Chancery judge to rule on possible new property tax assessments
A Chancery Court judge is expected to rule by the end of the year whether counties need to reassess property values.
Attorneys for the ACLU, the NAACP and Delawareans for Educational Opportunities faced lawyers representing Delaware’s three counties last week.
The civil rights groups are arguing the state is failing to give schools enough funding to ensure students have equal access to a quality education. They argue counties have a duty to do new assessments.
Richard Morse is among the attorneys representing the civil rights advocates. He said the lawsuit in part calls for counties to stop collecting taxes based on outdated property tax assessments.
“The counties have violated the state constitution and state law by not reassessing those properties for many years,” he said.

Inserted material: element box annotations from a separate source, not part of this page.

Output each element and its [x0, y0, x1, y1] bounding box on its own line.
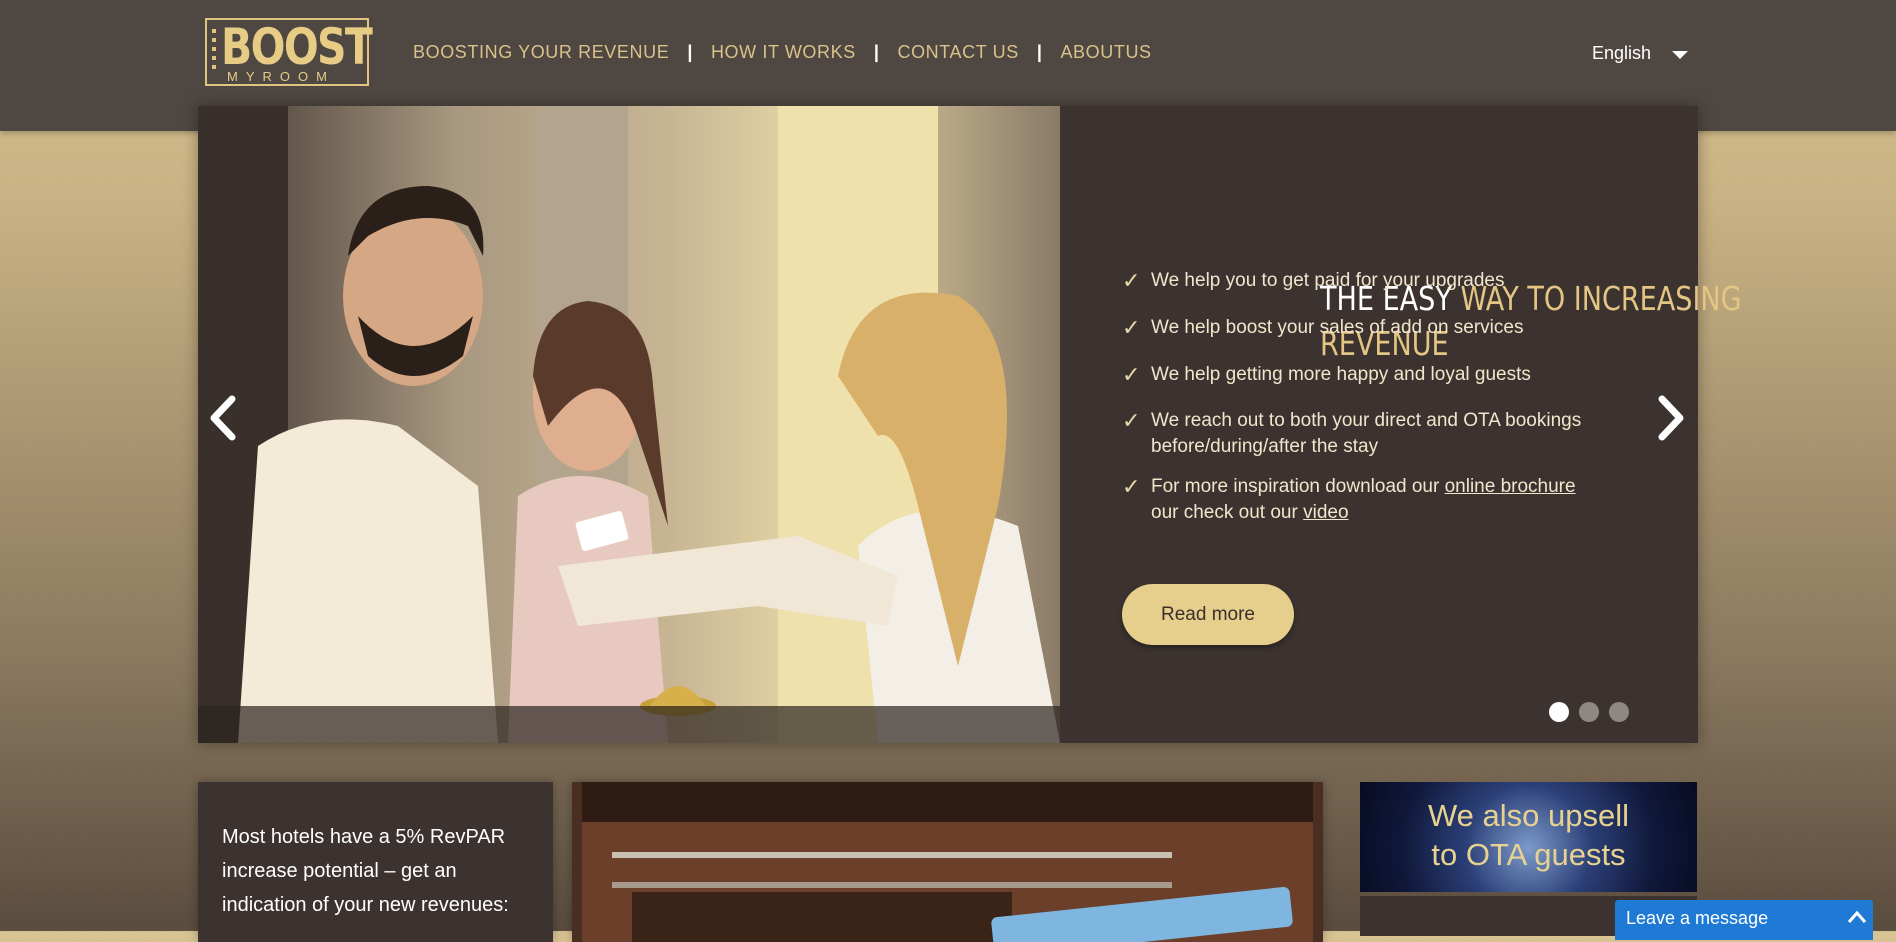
nav-contact-us[interactable]: CONTACT US	[897, 42, 1018, 63]
bullet-text: We help boost your sales of add on servi…	[1151, 317, 1524, 338]
check-icon: ✓	[1122, 474, 1141, 499]
slider-next-arrow-icon[interactable]	[1654, 393, 1690, 443]
video-link[interactable]: video	[1303, 502, 1348, 523]
slide-dot-2[interactable]	[1579, 702, 1599, 722]
bullet-text: We help you to get paid for your upgrade…	[1151, 270, 1505, 291]
ota-line: to OTA guests	[1431, 837, 1626, 872]
nav-how-it-works[interactable]: HOW IT WORKS	[711, 42, 856, 63]
slide-dot-3[interactable]	[1609, 702, 1629, 722]
bullet-text-mid: our check out our	[1151, 502, 1298, 523]
slide-dot-1[interactable]	[1549, 702, 1569, 722]
read-more-button[interactable]: Read more	[1122, 584, 1294, 645]
revpar-line: indication of your new revenues:	[222, 894, 509, 916]
revpar-line: increase potential – get an	[222, 860, 457, 882]
ota-line: We also upsell	[1427, 798, 1630, 833]
online-brochure-link[interactable]: online brochure	[1445, 476, 1576, 497]
ota-upsell-banner[interactable]: We also upsell to OTA guests	[1360, 782, 1697, 892]
bullet-text: We reach out to both your direct and OTA…	[1151, 408, 1581, 460]
slider-prev-arrow-icon[interactable]	[204, 393, 240, 443]
bullet-item: ✓ We help boost your sales of add on ser…	[1122, 315, 1642, 341]
bar-photo-illustration	[572, 782, 1323, 942]
bullet-item: ✓ For more inspiration download our onli…	[1122, 474, 1642, 526]
revpar-text: Most hotels have a 5% RevPAR increase pot…	[222, 820, 542, 922]
check-icon: ✓	[1122, 268, 1141, 293]
check-icon: ✓	[1122, 362, 1141, 387]
bar-photo-card	[572, 782, 1323, 942]
slider-pagination	[1549, 702, 1629, 722]
bullet-item: ✓ We help you to get paid for your upgra…	[1122, 268, 1642, 294]
nav-separator: |	[1036, 41, 1043, 62]
bullet-text: For more inspiration download our online…	[1151, 474, 1576, 526]
bullet-item: ✓ We reach out to both your direct and O…	[1122, 408, 1642, 460]
leave-message-widget[interactable]: Leave a message	[1615, 900, 1873, 940]
bullet-text-pre: For more inspiration download our	[1151, 476, 1440, 497]
logo-wordmark: BOOST	[221, 18, 373, 76]
main-nav: BOOSTING YOUR REVENUE | HOW IT WORKS | C…	[413, 40, 1152, 64]
nav-about-us[interactable]: ABOUTUS	[1060, 42, 1151, 63]
bullet-text: We help getting more happy and loyal gue…	[1151, 364, 1531, 385]
reception-scene-illustration	[198, 106, 1060, 743]
nav-separator: |	[873, 41, 880, 62]
boost-myroom-logo[interactable]: BOOST MYROOM	[205, 18, 373, 86]
hero-photo	[198, 106, 1060, 743]
ota-banner-text: We also upsell to OTA guests	[1360, 796, 1697, 874]
revpar-line: Most hotels have a 5% RevPAR	[222, 826, 506, 848]
nav-separator: |	[687, 41, 693, 62]
revpar-card: Most hotels have a 5% RevPAR increase pot…	[198, 782, 553, 942]
chat-label: Leave a message	[1626, 908, 1769, 928]
chevron-down-icon	[1672, 50, 1689, 59]
chevron-up-icon[interactable]	[1847, 910, 1867, 929]
nav-boosting-your-revenue[interactable]: BOOSTING YOUR REVENUE	[413, 42, 669, 63]
bullet-line: before/during/after the stay	[1151, 436, 1379, 457]
language-selector[interactable]: English	[1592, 43, 1689, 64]
bullet-item: ✓ We help getting more happy and loyal g…	[1122, 362, 1642, 388]
bullet-line: We reach out to both your direct and OTA…	[1151, 410, 1582, 431]
check-icon: ✓	[1122, 408, 1141, 433]
logo-subtitle: MYROOM	[227, 69, 335, 84]
logo-dots	[212, 29, 216, 73]
check-icon: ✓	[1122, 315, 1141, 340]
language-label: English	[1592, 43, 1652, 63]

About 80 percent of property tax revenue goes to school districts. But property values in Delaware have not been reassessed for more than three decades.
Morse argues outdated assessments deprive disadvantaged students of needed funding.
“The number, you know, that the county has given each property as its assessment — each property as its assessment — is so far different from the true value, the fair market value of the properties,” he said. "And the values that counties have given are so non-uniform."
If the judge rules in favor of the education advocates, another trial will be held to determine remedies. A separate trial against state officials for what the groups claim is inequities in the state’s education funding formula is scheduled for November of next year.